Scala deals with immutable data and mutable data equally well.
Sure it's highly encouraged to use immutable data - for any data which can be shared across threads/actors.
But it's also highly encouraged to use mutable data dedicated to individual threads/actors - i.e. in a context which can never be shared across threads/actors.
A simple high-level concurrency pattern is:
- Make Mutable Data Private To Each
Actor:
- dedicate mutable types to individual actors
- manipulate mutable data with your actor act/recieve/react methods
- Only Share Immutable Data Between
Actors
- send messages to other actors - but convert the mutable data to immutable data and only send the latter between actors.

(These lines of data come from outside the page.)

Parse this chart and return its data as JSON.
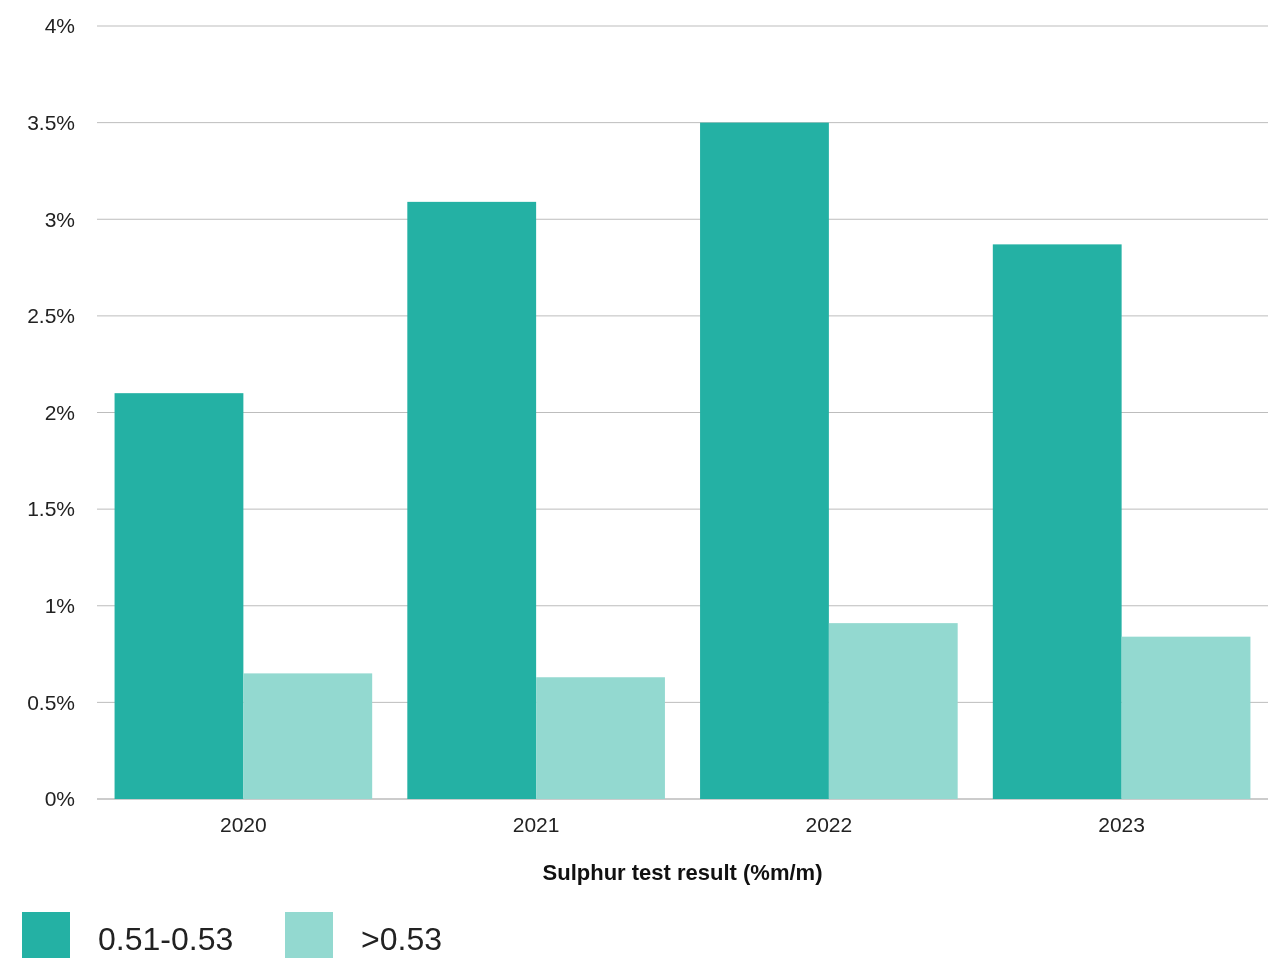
{
  "chart_data": {
    "type": "bar",
    "xlabel": "Sulphur test result (%m/m)",
    "categories": [
      "2020",
      "2021",
      "2022",
      "2023"
    ],
    "series": [
      {
        "name": "0.51-0.53",
        "color": "#24b1a4",
        "values": [
          2.1,
          3.09,
          3.5,
          2.87
        ]
      },
      {
        "name": ">0.53",
        "color": "#93d9d0",
        "values": [
          0.65,
          0.63,
          0.91,
          0.84
        ]
      }
    ],
    "ylim": [
      0,
      4
    ],
    "yticks": [
      {
        "value": 0,
        "label": "0%"
      },
      {
        "value": 0.5,
        "label": "0.5%"
      },
      {
        "value": 1,
        "label": "1%"
      },
      {
        "value": 1.5,
        "label": "1.5%"
      },
      {
        "value": 2,
        "label": "2%"
      },
      {
        "value": 2.5,
        "label": "2.5%"
      },
      {
        "value": 3,
        "label": "3%"
      },
      {
        "value": 3.5,
        "label": "3.5%"
      },
      {
        "value": 4,
        "label": "4%"
      }
    ],
    "grid": "y",
    "legend": "bottom left"
  }
}
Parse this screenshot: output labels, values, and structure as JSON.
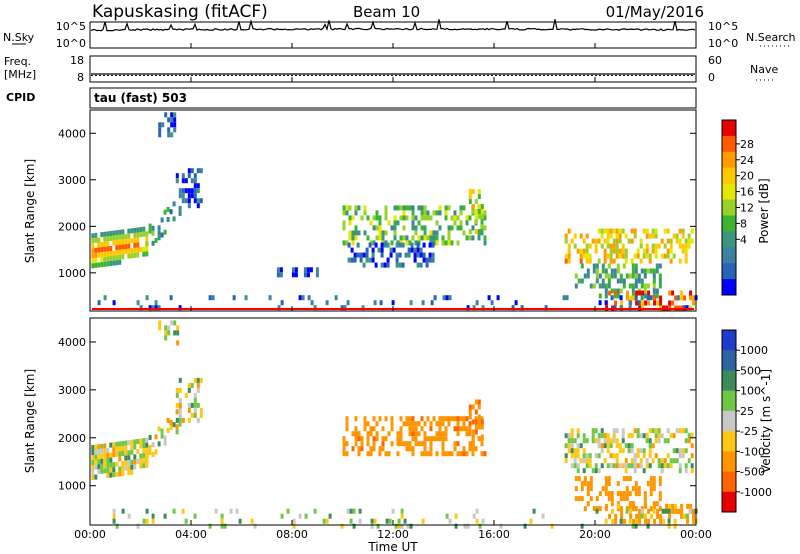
{
  "header": {
    "station": "Kapuskasing (fitACF)",
    "beam": "Beam 10",
    "date": "01/May/2016"
  },
  "noise_panel": {
    "left_label": "N.Sky",
    "right_label": "N.Search",
    "left_ticks": [
      "10^5",
      "10^0"
    ],
    "right_ticks": [
      "10^5",
      "10^0"
    ]
  },
  "freq_panel": {
    "left_label_1": "Freq.",
    "left_label_2": "[MHz]",
    "right_label": "Nave",
    "left_ticks": [
      "18",
      "8"
    ],
    "right_ticks": [
      "60",
      "0"
    ]
  },
  "cpid": {
    "label": "CPID",
    "mode": "tau (fast) 503"
  },
  "colors": {
    "frame": "#000000",
    "gray_scatter": "#c8c8c8",
    "ground_scatter_line": "#ff0000"
  },
  "chart_data": [
    {
      "type": "heatmap",
      "panel": "power",
      "ylabel": "Slant Range [km]",
      "xlabel": "Time UT",
      "x_ticks": [
        "00:00",
        "04:00",
        "08:00",
        "12:00",
        "16:00",
        "20:00",
        "00:00"
      ],
      "x_range_hours": [
        0,
        24
      ],
      "y_ticks": [
        1000,
        2000,
        3000,
        4000
      ],
      "ylim": [
        180,
        4500
      ],
      "colorbar": {
        "label": "Power [dB]",
        "ticks": [
          "28",
          "24",
          "20",
          "16",
          "12",
          "8",
          "4"
        ],
        "colors": [
          "#e60000",
          "#ff5a00",
          "#ff9b00",
          "#ffc800",
          "#e6e600",
          "#96d228",
          "#3cb432",
          "#3c967d",
          "#3c82a0",
          "#2864b4",
          "#0000ff"
        ]
      },
      "regions": [
        {
          "t0": 0.05,
          "t1": 2.2,
          "r0": 1150,
          "r1": 2100,
          "value": 18,
          "profile": "band"
        },
        {
          "t0": 2.2,
          "t1": 3.6,
          "r0": 1500,
          "r1": 2700,
          "value": 11,
          "profile": "rise"
        },
        {
          "t0": 3.4,
          "t1": 4.4,
          "r0": 2400,
          "r1": 3250,
          "value": 6,
          "profile": "patch"
        },
        {
          "t0": 2.7,
          "t1": 3.5,
          "r0": 3950,
          "r1": 4450,
          "value": 6,
          "profile": "patch"
        },
        {
          "t0": 7.4,
          "t1": 9.0,
          "r0": 980,
          "r1": 1120,
          "value": 5,
          "profile": "patch"
        },
        {
          "t0": 10.0,
          "t1": 15.6,
          "r0": 1650,
          "r1": 2450,
          "value": 14,
          "profile": "patch"
        },
        {
          "t0": 10.2,
          "t1": 13.6,
          "r0": 1200,
          "r1": 1650,
          "value": 6,
          "profile": "patch"
        },
        {
          "t0": 15.0,
          "t1": 15.5,
          "r0": 1850,
          "r1": 2800,
          "value": 18,
          "profile": "patch"
        },
        {
          "t0": 18.8,
          "t1": 23.9,
          "r0": 1300,
          "r1": 1950,
          "value": 20,
          "profile": "patch"
        },
        {
          "t0": 19.2,
          "t1": 22.6,
          "r0": 480,
          "r1": 1200,
          "value": 12,
          "profile": "patch"
        },
        {
          "t0": 20.4,
          "t1": 23.9,
          "r0": 250,
          "r1": 620,
          "value": 26,
          "profile": "patch"
        },
        {
          "t0": 0.3,
          "t1": 24.0,
          "r0": 200,
          "r1": 520,
          "value": 6,
          "profile": "sparse"
        }
      ]
    },
    {
      "type": "heatmap",
      "panel": "velocity",
      "ylabel": "Slant Range [km]",
      "xlabel": "Time UT",
      "x_ticks": [
        "00:00",
        "04:00",
        "08:00",
        "12:00",
        "16:00",
        "20:00",
        "00:00"
      ],
      "x_range_hours": [
        0,
        24
      ],
      "y_ticks": [
        1000,
        2000,
        3000,
        4000
      ],
      "ylim": [
        180,
        4500
      ],
      "colorbar": {
        "label": "Velocity [m s^-1]",
        "ticks": [
          "1000",
          "500",
          "100",
          "25",
          "-25",
          "-100",
          "-500",
          "-1000"
        ],
        "colors": [
          "#1e3cc8",
          "#2d64a0",
          "#3c8c5a",
          "#6ec846",
          "#c8c8c8",
          "#ffc814",
          "#ff9600",
          "#ff6400",
          "#e60000"
        ]
      },
      "regions": [
        {
          "t0": 0.05,
          "t1": 2.2,
          "r0": 1150,
          "r1": 2100,
          "value": 0,
          "profile": "band"
        },
        {
          "t0": 2.2,
          "t1": 3.6,
          "r0": 1500,
          "r1": 2700,
          "value": 0,
          "profile": "rise"
        },
        {
          "t0": 3.4,
          "t1": 4.4,
          "r0": 2400,
          "r1": 3250,
          "value": 0,
          "profile": "patch"
        },
        {
          "t0": 2.7,
          "t1": 3.5,
          "r0": 3950,
          "r1": 4450,
          "value": 0,
          "profile": "patch"
        },
        {
          "t0": 10.0,
          "t1": 15.6,
          "r0": 1650,
          "r1": 2450,
          "value": -400,
          "profile": "patch"
        },
        {
          "t0": 15.0,
          "t1": 15.5,
          "r0": 1850,
          "r1": 2800,
          "value": -450,
          "profile": "patch"
        },
        {
          "t0": 18.8,
          "t1": 23.9,
          "r0": 1300,
          "r1": 2200,
          "value": 0,
          "profile": "patch"
        },
        {
          "t0": 19.2,
          "t1": 22.6,
          "r0": 480,
          "r1": 1200,
          "value": -300,
          "profile": "patch"
        },
        {
          "t0": 20.4,
          "t1": 23.9,
          "r0": 250,
          "r1": 620,
          "value": -150,
          "profile": "patch"
        },
        {
          "t0": 0.3,
          "t1": 24.0,
          "r0": 200,
          "r1": 520,
          "value": 40,
          "profile": "sparse"
        }
      ]
    }
  ]
}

- Never Send a reference to an
Actor in a message to Another Actor
- Due to (1), Actors themselves become mutable
- Due to (2), they shouldn't be shared
- This stops ActorA from invoking any methods on ActorB - all communication should be via messages (methods
! and !!)
- Identify long-running operations and make them asynchronous. Even simple operations that go beyond the CPU + L1 Cache + L2 Cache can can be 100,000s to 10,000,000s times slower than faster in-CPU operations, E.g. reading volumous data from memory, reading/writing to disk, reading/writing to the network - see table at end: http://norvig.com/21-days.html
- As a rule, don't block on asynchronous operations - it usually "takes out" a thread (consumes resources), if not carefully designed can lead to deadlock (runtime failure) and can always be handled in a non-blocking manner. If you need to process an asynchronous response, have the asynchronous request return a
Future[T] as part of the initiation. Then specify response handling code via Future.onComplete (or even better via Future.flatMap/Map/withFilter/Recover and their for-comprehension equivalents - which are handy 'monadic'-wrappers around onComplete).